Forward-looking statements, by their very nature, are subject to numerous risks and uncertainties and are based on several assumptions which give rise to the possibility that actual results could differ materially from the expectations expressed in or implied by such forward-looking statements and that Finning's business outlook, objectives, plans, strategic priorities and other statements that are not historical facts may not be achieved. As a result, Finning cannot guarantee that any forward-looking statement will materialize. Factors that could cause actual results or events to differ materially from those expressed in or implied by these forward-looking statements include: general economic and market conditions; foreign exchange rates; commodity prices; the level of customer confidence and spending, and the demand for, and prices of, Finning's products and services; Finning's dependence on the continued market acceptance of Caterpillar's products and Caterpillar's timely supply of parts and equipment; Finning's ability to continue to improve productivity and operational efficiencies while continuing to maintain customer service; Finning's ability to manage cost pressures as growth in revenues occur; Finning's ability to reduce costs in response to slowing activity levels; Finning's ability to attract sufficient skilled labour resources to meet growing product support demand; Finning's ability to negotiate and renew collective bargaining agreements with satisfactory terms for Finning's employees and the Company; the intensity of competitive activity; Finning's ability to successfully integrate the distribution and support business formerly operated by Bucyrus; Finning's ability to raise the capital needed to implement its business plan; regulatory initiatives or proceedings, litigation and changes in laws or regulations; stock market volatility; changes in political and economic environments for operations; the integrity, reliability, and availability of information technology and the data processed by that technology; expected operational benefits from the new ERP system. Forward-looking statements are provided in this report for the purpose of giving information about management's current expectations and plans and allowing investors and others to get a better understanding of Finning's operating environment. However, readers are cautioned that it may not be appropriate to use such forward-looking statements for any other purpose.

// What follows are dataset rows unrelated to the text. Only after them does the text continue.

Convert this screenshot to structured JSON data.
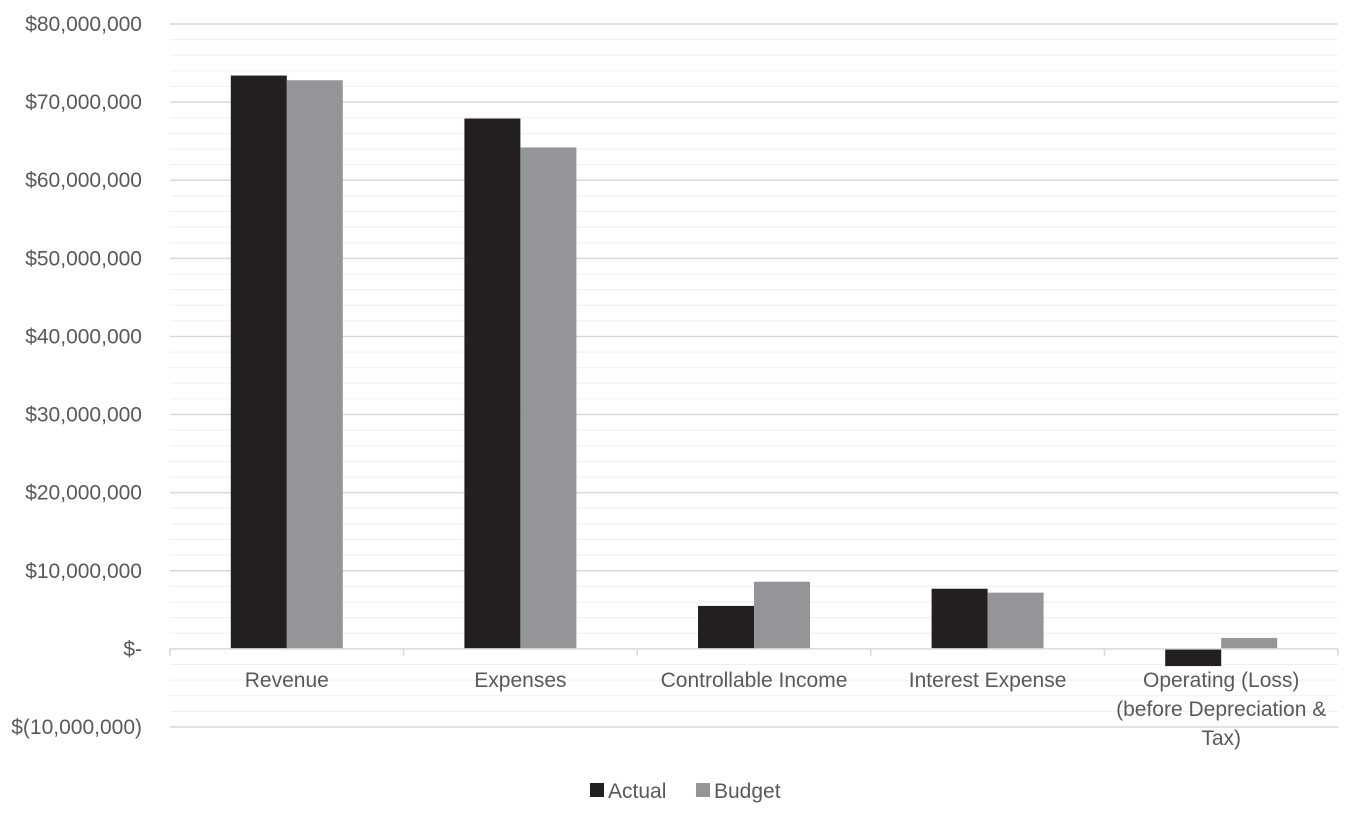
{
  "chart_data": {
    "type": "bar",
    "title": "",
    "xlabel": "",
    "ylabel": "",
    "categories": [
      [
        "Revenue"
      ],
      [
        "Expenses"
      ],
      [
        "Controllable Income"
      ],
      [
        "Interest Expense"
      ],
      [
        "Operating (Loss)",
        "(before Depreciation &",
        "Tax)"
      ]
    ],
    "series": [
      {
        "name": "Actual",
        "color": "#231f20",
        "values": [
          73400000,
          67900000,
          5500000,
          7700000,
          -2200000
        ]
      },
      {
        "name": "Budget",
        "color": "#939598",
        "values": [
          72800000,
          64200000,
          8600000,
          7200000,
          1400000
        ]
      }
    ],
    "ylim": [
      -10000000,
      80000000
    ],
    "yticks": [
      {
        "value": 80000000,
        "label": "$80,000,000"
      },
      {
        "value": 70000000,
        "label": "$70,000,000"
      },
      {
        "value": 60000000,
        "label": "$60,000,000"
      },
      {
        "value": 50000000,
        "label": "$50,000,000"
      },
      {
        "value": 40000000,
        "label": "$40,000,000"
      },
      {
        "value": 30000000,
        "label": "$30,000,000"
      },
      {
        "value": 20000000,
        "label": "$20,000,000"
      },
      {
        "value": 10000000,
        "label": "$10,000,000"
      },
      {
        "value": 0,
        "label": "$-"
      },
      {
        "value": -10000000,
        "label": "$(10,000,000)"
      }
    ],
    "minor_gridlines_per_major": 4,
    "grid": true,
    "legend": "bottom-center",
    "colors": {
      "major_grid": "#d9d9d9",
      "minor_grid": "#efefef",
      "axis": "#d9d9d9",
      "text": "#595959"
    }
  }
}
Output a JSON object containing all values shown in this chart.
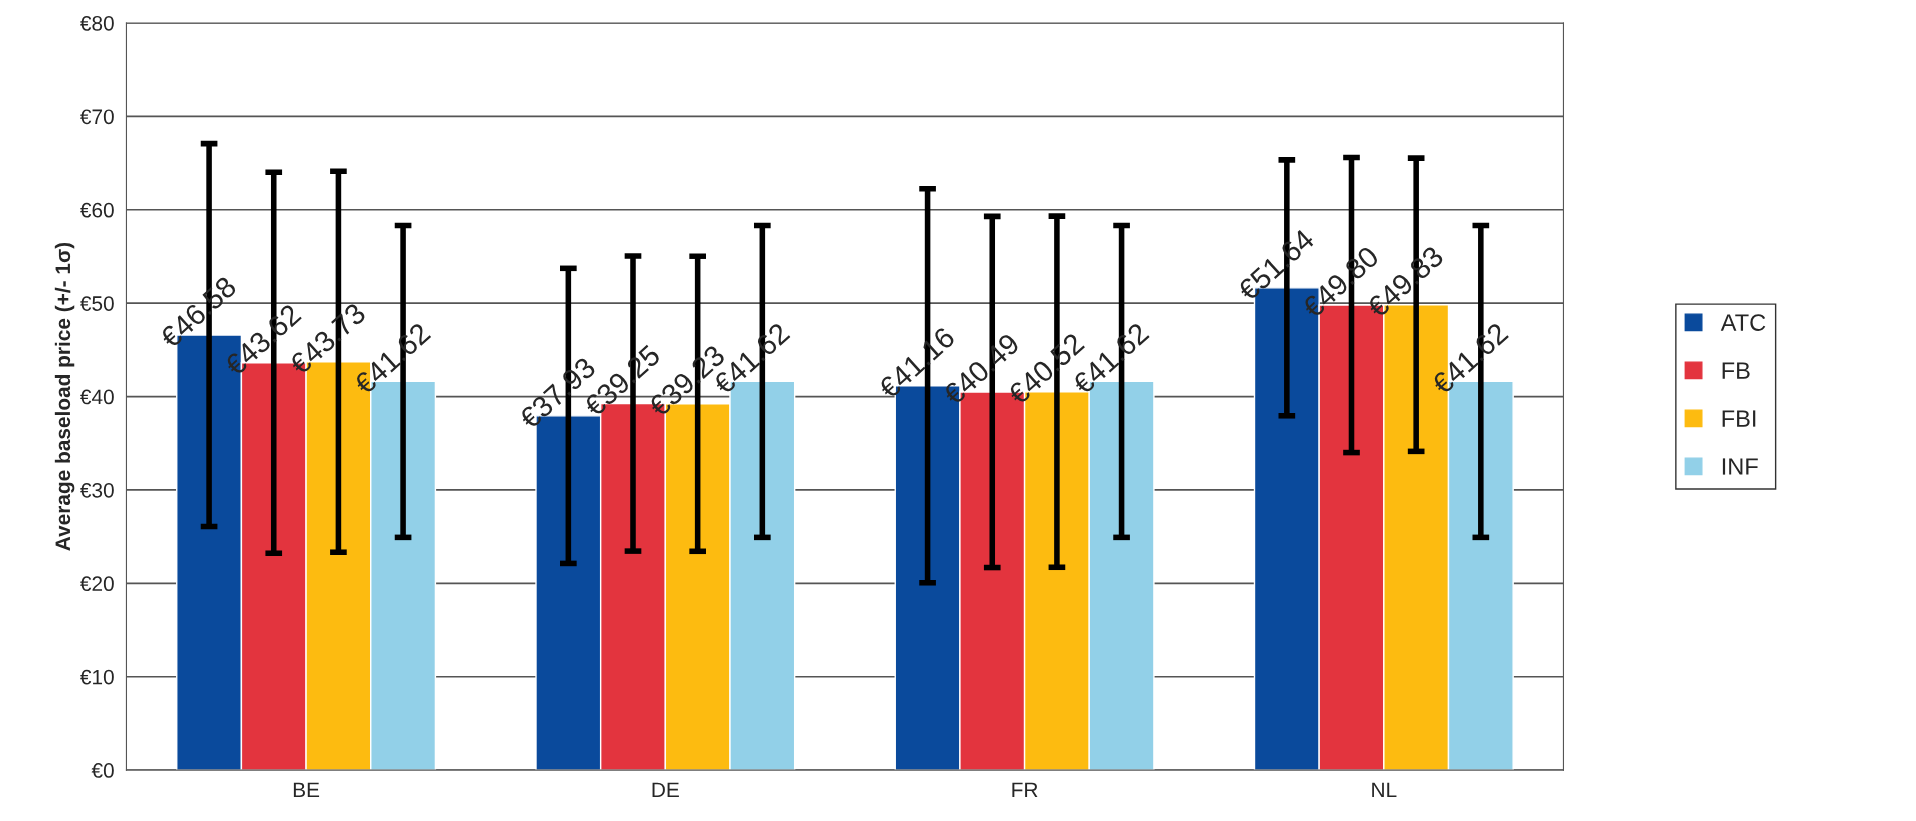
{
  "chart_data": {
    "type": "bar",
    "ylabel": "Average baseload price (+/- 1σ)",
    "categories": [
      "BE",
      "DE",
      "FR",
      "NL"
    ],
    "series": [
      {
        "name": "ATC",
        "color": "#0a4a9c",
        "values": [
          46.58,
          37.93,
          41.16,
          51.64
        ],
        "errors": [
          20.5,
          15.8,
          21.1,
          13.7
        ],
        "value_labels": [
          "€46.58",
          "€37.93",
          "€41.16",
          "€51.64"
        ]
      },
      {
        "name": "FB",
        "color": "#e3343e",
        "values": [
          43.62,
          39.25,
          40.49,
          49.8
        ],
        "errors": [
          20.4,
          15.8,
          18.8,
          15.8
        ],
        "value_labels": [
          "€43.62",
          "€39.25",
          "€40.49",
          "€49.80"
        ]
      },
      {
        "name": "FBI",
        "color": "#fdbb10",
        "values": [
          43.73,
          39.23,
          40.52,
          49.83
        ],
        "errors": [
          20.4,
          15.8,
          18.8,
          15.7
        ],
        "value_labels": [
          "€43.73",
          "€39.23",
          "€40.52",
          "€49.83"
        ]
      },
      {
        "name": "INF",
        "color": "#92d0e8",
        "values": [
          41.62,
          41.62,
          41.62,
          41.62
        ],
        "errors": [
          16.7,
          16.7,
          16.7,
          16.7
        ],
        "value_labels": [
          "€41.62",
          "€41.62",
          "€41.62",
          "€41.62"
        ]
      }
    ],
    "ylim": [
      0,
      80
    ],
    "yticks": [
      {
        "value": 0,
        "label": "€0"
      },
      {
        "value": 10,
        "label": "€10"
      },
      {
        "value": 20,
        "label": "€20"
      },
      {
        "value": 30,
        "label": "€30"
      },
      {
        "value": 40,
        "label": "€40"
      },
      {
        "value": 50,
        "label": "€50"
      },
      {
        "value": 60,
        "label": "€60"
      },
      {
        "value": 70,
        "label": "€70"
      },
      {
        "value": 80,
        "label": "€80"
      }
    ],
    "grid": "y",
    "legend": "right"
  }
}
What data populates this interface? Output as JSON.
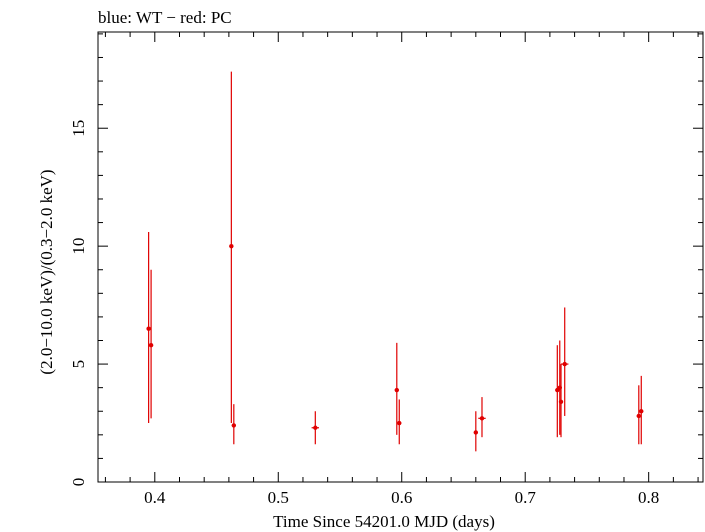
{
  "chart_data": {
    "type": "scatter",
    "title": "blue: WT − red: PC",
    "xlabel": "Time Since 54201.0 MJD (days)",
    "ylabel": "(2.0−10.0 keV)/(0.3−2.0 keV)",
    "xlim": [
      0.354,
      0.844
    ],
    "ylim": [
      0,
      19.08
    ],
    "x_ticks": [
      0.4,
      0.5,
      0.6,
      0.7,
      0.8
    ],
    "x_tick_labels": [
      "0.4",
      "0.5",
      "0.6",
      "0.7",
      "0.8"
    ],
    "y_ticks": [
      0,
      5,
      10,
      15
    ],
    "y_tick_labels": [
      "0",
      "5",
      "10",
      "15"
    ],
    "grid": false,
    "series": [
      {
        "name": "PC",
        "color": "#e00000",
        "points": [
          {
            "x": 0.395,
            "y": 6.5,
            "ylo": 2.5,
            "yhi": 10.6,
            "xerr": 0.0016
          },
          {
            "x": 0.397,
            "y": 5.8,
            "ylo": 2.7,
            "yhi": 9.0,
            "xerr": 0.0016
          },
          {
            "x": 0.462,
            "y": 10.0,
            "ylo": 2.5,
            "yhi": 17.4,
            "xerr": 0.0016
          },
          {
            "x": 0.464,
            "y": 2.4,
            "ylo": 1.6,
            "yhi": 3.3,
            "xerr": 0.0016
          },
          {
            "x": 0.53,
            "y": 2.3,
            "ylo": 1.6,
            "yhi": 3.0,
            "xerr": 0.003
          },
          {
            "x": 0.596,
            "y": 3.9,
            "ylo": 2.0,
            "yhi": 5.9,
            "xerr": 0.0016
          },
          {
            "x": 0.598,
            "y": 2.5,
            "ylo": 1.6,
            "yhi": 3.5,
            "xerr": 0.0016
          },
          {
            "x": 0.66,
            "y": 2.1,
            "ylo": 1.3,
            "yhi": 3.0,
            "xerr": 0.0016
          },
          {
            "x": 0.665,
            "y": 2.7,
            "ylo": 1.9,
            "yhi": 3.6,
            "xerr": 0.003
          },
          {
            "x": 0.726,
            "y": 3.9,
            "ylo": 1.9,
            "yhi": 5.8,
            "xerr": 0.0016
          },
          {
            "x": 0.728,
            "y": 4.0,
            "ylo": 2.0,
            "yhi": 6.0,
            "xerr": 0.0016
          },
          {
            "x": 0.729,
            "y": 3.4,
            "ylo": 1.9,
            "yhi": 5.0,
            "xerr": 0.0016
          },
          {
            "x": 0.732,
            "y": 5.0,
            "ylo": 2.8,
            "yhi": 7.4,
            "xerr": 0.003
          },
          {
            "x": 0.792,
            "y": 2.8,
            "ylo": 1.6,
            "yhi": 4.1,
            "xerr": 0.0016
          },
          {
            "x": 0.794,
            "y": 3.0,
            "ylo": 1.6,
            "yhi": 4.5,
            "xerr": 0.0016
          }
        ]
      }
    ]
  }
}
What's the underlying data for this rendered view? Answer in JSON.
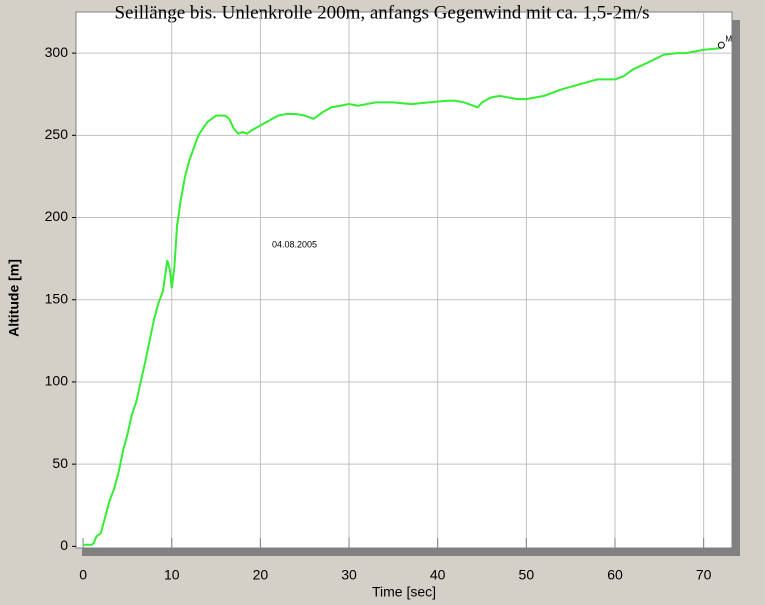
{
  "chart_data": {
    "type": "line",
    "title": "Seillänge bis. Unlenkrolle 200m, anfangs Gegenwind mit ca. 1,5-2m/s",
    "x_label": "Time [sec]",
    "y_label": "Altitude [m]",
    "annotations": [
      "04.08.2005",
      "M"
    ],
    "x": [
      0,
      1,
      1.2,
      1.5,
      2,
      2.5,
      3,
      3.5,
      4,
      4.5,
      5,
      5.5,
      6,
      6.5,
      7,
      7.5,
      8,
      8.5,
      9,
      9.5,
      9.8,
      10,
      10.3,
      10.6,
      11,
      11.5,
      12,
      13,
      14,
      15,
      16,
      16.5,
      17,
      17.5,
      18,
      18.5,
      19,
      20,
      21,
      22,
      23,
      24,
      25,
      26,
      27,
      28,
      29,
      30,
      31,
      32,
      33,
      35,
      37,
      39,
      41,
      42,
      43,
      44,
      44.5,
      45,
      46,
      47,
      48,
      49,
      50,
      52,
      54,
      56,
      58,
      60,
      61,
      62,
      64,
      65.5,
      67,
      68,
      69,
      70,
      72
    ],
    "values": [
      1,
      1,
      2,
      6,
      8,
      18,
      28,
      35,
      45,
      58,
      68,
      80,
      88,
      100,
      112,
      125,
      138,
      148,
      155,
      174,
      168,
      157,
      170,
      195,
      210,
      225,
      235,
      250,
      258,
      262,
      262,
      260,
      254,
      251,
      252,
      251,
      253,
      256,
      259,
      262,
      263,
      263,
      262,
      260,
      264,
      267,
      268,
      269,
      268,
      269,
      270,
      270,
      269,
      270,
      271,
      271,
      270,
      268,
      267,
      270,
      273,
      274,
      273,
      272,
      272,
      274,
      278,
      281,
      284,
      284,
      286,
      290,
      295,
      299,
      300,
      300,
      301,
      302,
      303
    ],
    "color": "#33ee33",
    "xlim": [
      -0.8,
      73.2
    ],
    "ylim": [
      -1,
      325
    ],
    "xticks": [
      0,
      10,
      20,
      30,
      40,
      50,
      60,
      70
    ],
    "yticks": [
      0,
      50,
      100,
      150,
      200,
      250,
      300
    ],
    "grid": true
  }
}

Forward-looking statements made in this report are based on a number of assumptions that Finning believed were reasonable on the day the Company made the forward-looking statements. Refer in particular to the Outlook section of the MD&A. Some of the assumptions, risks, and other factors which could cause results to differ materially from those expressed in the forward-looking statements contained in this report are discussed in the Company's current Annual Information Form (AIF) in Section 4.

Finning cautions readers that the risks described in the AIF are not the only ones that could impact the Company. Additional risks and uncertainties not currently known to the Company or that are currently deemed to be immaterial may also have a material adverse effect on Finning's business, financial condition, or results of operations.

Except as otherwise indicated, forward-looking statements do not reflect the potential impact of any non-recurring or other unusual items or of any dispositions, mergers, acquisitions, other business combinations or other transactions that may be announced or that may occur after the date hereof. The financial impact of these transactions and non-recurring and other unusual items can be complex and depends on the facts particular to each of them. Finning therefore cannot describe the expected impact in a meaningful way or in the same way Finning presents known risks affecting its business.